Eklat um abgesagtes Treffen Sigmar Gabriel legt im Streit mit Netanjahu nach

Berlin/Jerusalem · Kurz vor dem Israel-Besuch von Bundespräsident Steinmeier hat Außenminister Gabriel den israelischen Ministerpräsidenten Netanjahu kritisiert. "Unter Demokraten stellt man sich keine Ultimaten", sagte Gabriel und verteidigte sein umstrittenes Treffen mit regierungskritischen Gruppen.

 Außenminister Sigmar Gabriel (Archiv).

Außenminister Sigmar Gabriel (Archiv).

Foto: dpa, bvj vge hjb

"Unter Demokraten muss es möglich sein, sich auch mit regierungskritischen Organisationen zu treffen", sagte Gabriel der "Bild"-Zeitung. Er würde wieder genauso handeln. Der deutsche Außenminister hatte während seines Israel-Besuchs mit Vertretern der Organisationen Breaking the Silence und B'Tselem gesprochen. Ministerpräsident Benjamin Netanjahu sagte daraufhin ein Treffen mit Gabriel ab und warf ihm Instinktlosigkeit vor. Breaking the Silence und B'Tselem stehen Israels Vorgehen im Westjordanland kritisch gegenüber.

"Unter Demokraten stellt man sich keine Ultimaten", sagte Gabriel weiter. "Der israelische Premierminister wollte mich dazu zwingen, ein Treffen mit unbescholtenen israelischen Bürgern abzusagen, weil diese seiner Politik gegenüber den Palästinensern kritisch gegenüber stehen.
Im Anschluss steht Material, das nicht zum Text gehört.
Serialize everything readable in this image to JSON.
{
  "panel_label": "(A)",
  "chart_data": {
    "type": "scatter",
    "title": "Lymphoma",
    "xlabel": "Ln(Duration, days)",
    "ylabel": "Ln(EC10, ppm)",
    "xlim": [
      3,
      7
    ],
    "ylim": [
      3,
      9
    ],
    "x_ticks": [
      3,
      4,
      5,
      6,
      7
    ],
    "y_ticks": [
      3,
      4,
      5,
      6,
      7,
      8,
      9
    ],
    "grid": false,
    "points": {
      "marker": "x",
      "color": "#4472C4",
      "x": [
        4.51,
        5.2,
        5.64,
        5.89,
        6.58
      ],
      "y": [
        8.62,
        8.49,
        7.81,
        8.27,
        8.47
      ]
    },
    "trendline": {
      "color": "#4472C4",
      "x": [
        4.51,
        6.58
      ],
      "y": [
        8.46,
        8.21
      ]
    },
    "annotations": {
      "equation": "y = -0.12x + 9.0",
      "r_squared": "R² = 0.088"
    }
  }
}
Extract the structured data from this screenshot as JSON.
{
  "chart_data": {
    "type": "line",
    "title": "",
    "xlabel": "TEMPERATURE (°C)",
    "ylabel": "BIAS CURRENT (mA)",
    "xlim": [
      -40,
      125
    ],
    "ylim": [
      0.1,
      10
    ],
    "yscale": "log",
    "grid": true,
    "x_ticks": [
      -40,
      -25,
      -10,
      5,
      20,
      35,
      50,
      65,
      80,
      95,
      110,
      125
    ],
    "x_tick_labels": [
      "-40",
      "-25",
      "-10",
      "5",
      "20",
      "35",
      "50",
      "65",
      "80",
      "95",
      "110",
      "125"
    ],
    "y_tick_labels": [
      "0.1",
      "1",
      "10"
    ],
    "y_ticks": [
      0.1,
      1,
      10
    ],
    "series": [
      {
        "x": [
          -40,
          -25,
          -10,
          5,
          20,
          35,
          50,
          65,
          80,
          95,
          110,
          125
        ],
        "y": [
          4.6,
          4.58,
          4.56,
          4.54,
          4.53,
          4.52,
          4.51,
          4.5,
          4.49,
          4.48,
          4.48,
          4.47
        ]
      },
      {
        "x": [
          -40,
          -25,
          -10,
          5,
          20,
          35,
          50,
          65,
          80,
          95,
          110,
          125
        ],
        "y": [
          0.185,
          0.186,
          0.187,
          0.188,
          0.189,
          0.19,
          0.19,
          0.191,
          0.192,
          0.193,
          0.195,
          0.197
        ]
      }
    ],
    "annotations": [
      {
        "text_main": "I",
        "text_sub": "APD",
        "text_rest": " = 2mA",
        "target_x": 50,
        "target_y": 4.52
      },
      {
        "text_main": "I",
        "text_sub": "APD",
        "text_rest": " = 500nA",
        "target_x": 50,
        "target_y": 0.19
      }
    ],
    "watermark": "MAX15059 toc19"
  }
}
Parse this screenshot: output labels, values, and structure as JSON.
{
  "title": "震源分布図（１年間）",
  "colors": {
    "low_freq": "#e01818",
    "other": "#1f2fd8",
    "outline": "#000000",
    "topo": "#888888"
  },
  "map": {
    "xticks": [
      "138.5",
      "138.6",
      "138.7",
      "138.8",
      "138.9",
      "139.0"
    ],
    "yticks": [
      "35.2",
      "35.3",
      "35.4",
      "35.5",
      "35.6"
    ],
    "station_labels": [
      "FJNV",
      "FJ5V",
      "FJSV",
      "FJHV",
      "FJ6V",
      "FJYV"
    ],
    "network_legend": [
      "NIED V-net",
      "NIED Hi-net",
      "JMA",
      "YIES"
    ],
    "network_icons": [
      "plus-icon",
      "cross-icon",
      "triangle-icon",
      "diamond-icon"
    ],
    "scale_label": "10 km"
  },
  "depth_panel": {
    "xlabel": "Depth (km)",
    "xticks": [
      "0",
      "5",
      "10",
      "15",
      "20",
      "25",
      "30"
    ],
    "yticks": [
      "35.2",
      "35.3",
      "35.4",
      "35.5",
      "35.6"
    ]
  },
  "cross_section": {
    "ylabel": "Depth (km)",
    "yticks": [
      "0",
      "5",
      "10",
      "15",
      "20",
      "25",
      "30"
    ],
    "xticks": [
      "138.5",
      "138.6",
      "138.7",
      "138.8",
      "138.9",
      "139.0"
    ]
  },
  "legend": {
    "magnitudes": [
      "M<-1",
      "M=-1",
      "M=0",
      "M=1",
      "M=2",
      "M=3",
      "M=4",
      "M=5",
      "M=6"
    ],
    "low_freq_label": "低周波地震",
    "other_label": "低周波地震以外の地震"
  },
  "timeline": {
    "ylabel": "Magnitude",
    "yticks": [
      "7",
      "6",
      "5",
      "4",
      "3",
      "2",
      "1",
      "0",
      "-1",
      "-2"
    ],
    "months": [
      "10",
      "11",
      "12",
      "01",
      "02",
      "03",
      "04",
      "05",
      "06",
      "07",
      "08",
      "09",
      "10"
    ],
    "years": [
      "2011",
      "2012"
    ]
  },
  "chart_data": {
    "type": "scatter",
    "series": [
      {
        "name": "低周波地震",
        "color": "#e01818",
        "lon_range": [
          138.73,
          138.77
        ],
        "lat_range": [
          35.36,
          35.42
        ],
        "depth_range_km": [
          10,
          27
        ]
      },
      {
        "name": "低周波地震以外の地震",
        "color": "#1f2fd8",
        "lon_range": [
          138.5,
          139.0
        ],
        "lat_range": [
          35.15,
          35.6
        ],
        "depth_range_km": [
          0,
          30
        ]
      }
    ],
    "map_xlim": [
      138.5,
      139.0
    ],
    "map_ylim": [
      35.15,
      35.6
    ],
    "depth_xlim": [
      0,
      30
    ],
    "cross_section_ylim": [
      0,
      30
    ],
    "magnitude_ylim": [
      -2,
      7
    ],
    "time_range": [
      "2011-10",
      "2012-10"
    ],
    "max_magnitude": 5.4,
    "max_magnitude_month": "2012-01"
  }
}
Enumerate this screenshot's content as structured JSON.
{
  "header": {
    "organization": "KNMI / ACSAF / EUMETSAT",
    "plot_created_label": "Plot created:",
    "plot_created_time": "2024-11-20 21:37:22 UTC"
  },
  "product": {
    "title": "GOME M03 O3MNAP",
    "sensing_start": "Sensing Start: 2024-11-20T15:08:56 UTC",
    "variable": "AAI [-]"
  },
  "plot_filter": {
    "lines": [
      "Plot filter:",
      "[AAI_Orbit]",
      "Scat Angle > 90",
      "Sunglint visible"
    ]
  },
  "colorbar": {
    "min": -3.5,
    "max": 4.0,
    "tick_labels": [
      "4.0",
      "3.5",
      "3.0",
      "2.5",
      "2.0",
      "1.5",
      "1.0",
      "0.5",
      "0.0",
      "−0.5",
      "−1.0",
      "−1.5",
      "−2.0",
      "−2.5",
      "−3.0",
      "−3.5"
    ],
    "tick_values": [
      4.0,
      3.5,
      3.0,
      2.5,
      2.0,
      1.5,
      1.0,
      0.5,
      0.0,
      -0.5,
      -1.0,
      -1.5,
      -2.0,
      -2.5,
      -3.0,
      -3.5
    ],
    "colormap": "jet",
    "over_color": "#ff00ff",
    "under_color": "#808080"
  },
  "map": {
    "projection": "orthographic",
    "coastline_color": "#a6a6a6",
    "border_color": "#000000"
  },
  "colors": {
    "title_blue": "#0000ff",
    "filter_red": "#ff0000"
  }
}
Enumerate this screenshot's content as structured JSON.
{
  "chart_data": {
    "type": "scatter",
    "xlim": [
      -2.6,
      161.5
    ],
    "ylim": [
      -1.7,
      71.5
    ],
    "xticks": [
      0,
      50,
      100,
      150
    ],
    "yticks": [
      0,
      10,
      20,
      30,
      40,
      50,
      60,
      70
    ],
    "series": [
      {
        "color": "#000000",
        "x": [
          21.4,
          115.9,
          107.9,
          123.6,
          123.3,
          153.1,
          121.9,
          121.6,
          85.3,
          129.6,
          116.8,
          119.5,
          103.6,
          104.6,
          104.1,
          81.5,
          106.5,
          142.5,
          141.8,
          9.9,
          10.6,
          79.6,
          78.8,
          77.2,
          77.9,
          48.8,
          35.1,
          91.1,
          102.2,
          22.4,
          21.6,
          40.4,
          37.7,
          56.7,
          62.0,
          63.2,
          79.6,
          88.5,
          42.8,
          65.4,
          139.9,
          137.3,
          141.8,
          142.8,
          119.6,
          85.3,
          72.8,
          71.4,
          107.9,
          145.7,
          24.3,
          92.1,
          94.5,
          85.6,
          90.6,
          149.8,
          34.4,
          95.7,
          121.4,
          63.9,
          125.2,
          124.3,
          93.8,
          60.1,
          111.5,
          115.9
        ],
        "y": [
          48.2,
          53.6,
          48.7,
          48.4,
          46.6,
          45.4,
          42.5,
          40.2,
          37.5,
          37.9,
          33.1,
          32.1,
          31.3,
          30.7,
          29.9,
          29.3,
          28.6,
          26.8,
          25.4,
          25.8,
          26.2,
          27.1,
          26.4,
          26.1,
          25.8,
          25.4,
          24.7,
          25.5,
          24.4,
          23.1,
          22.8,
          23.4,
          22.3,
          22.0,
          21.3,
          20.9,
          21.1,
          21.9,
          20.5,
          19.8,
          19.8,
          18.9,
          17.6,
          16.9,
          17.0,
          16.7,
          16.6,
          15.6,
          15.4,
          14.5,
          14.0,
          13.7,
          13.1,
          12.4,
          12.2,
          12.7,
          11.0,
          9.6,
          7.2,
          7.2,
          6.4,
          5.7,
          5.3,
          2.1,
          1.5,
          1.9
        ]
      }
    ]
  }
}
Nicht nur aus unserer Sicht verstößt die israelische Siedlungspolitik gegen das Völkerrecht und ist ein Hindernis für den Friedensprozess, diese Politik der Regierung Netanjahu ist auch in Israel hoch umstritten. Da ist es für mich selbstverständlich, auch die Kritiker zu hören."

Auf die bevorstehende Israel-Reise von Bundespräsident Frank-Walter Steinmeier angesprochen, sagte Gabriel: "Der Bundespräsident ist in einer ganz anderen Rolle als ich. Ich habe keinen Zweifel, dass der Bundespräsident die richtigen Worte finden wird, um die Situation zu beruhigen."

Mehr als 20 bekannte Israelis hatten sich inständig bei Deutschland bedankt, weil es der Zivilgesellschaft in ihrem Land beistehe. In ihrem an Bundeskanzlerin Angela Merkel (CDU) und Gabriel gerichteten Brief hieß es: "Wir sind eine Gruppe von Israelis, die tief besorgt über die Zukunft unseres Landes sind." Professor David Harel, Vize-Präsident der Israelischen Akademie der Wissenschaften, bestätigte der Deutschen Presse-Agentur, das Schreiben sei dem deutschen Botschafter übermittelt worden. Unter den Unterzeichnern sind einflussreiche israelische Wissenschaftler, Künstler, Politiker und Diplomaten.

Man sei "zutiefst dankbar" für Gabriels Verhalten bei dessen jüngstem Besuch in Israel, sagte Harel, Träger des Israel-Preises (2004), der höchsten Auszeichnung des Landes. Gabriel hatte sich mit Vertretern der Gruppen Breaking the Silence (Das Schweigen brechen) und B'Tselem getroffen. Beide kritisieren Israels Siedlungspolitik in den besetzten Palästinensergebieten. Daraufhin hatte Netanjahu ein geplantes Treffen mit Gabriel abgesagt. Merkel stärkte Gabriel nach dem Eklat den Rücken.

"Wir begehen mit großer Trauer den bevorstehenden 50. Jahrestag der Besatzung", hieß es in dem Brief. "Im vergangenen halben Jahrhundert hat unser geliebtes Land Millionen von Palästinensern grundlegende Freiheiten und Rechte verweigert und Siedlungen gebaut, die jeglicher Lösung dieses Konflikts im Wege stehen." Zivilgesellschaftliche Aktivitäten wie jene der Gruppen Breaking the Silence, B'Tselem und Peace Now seien "ein Zeichen der Hoffnung inmitten der Verzweiflung".

Unterzeichnet haben 23 bekannte Israelis, unter anderem Ilan Baruch, Israels früherer Botschafter in Südafrika, Michael Ben Jair, der ehemalige Generalstaatsanwalt, Avraham Burg, früherer Parlamentspräsident, die Soziologin Eva Illouz, der Bildhauer Dani Karavan und der Dramatiker Joshua Sobol.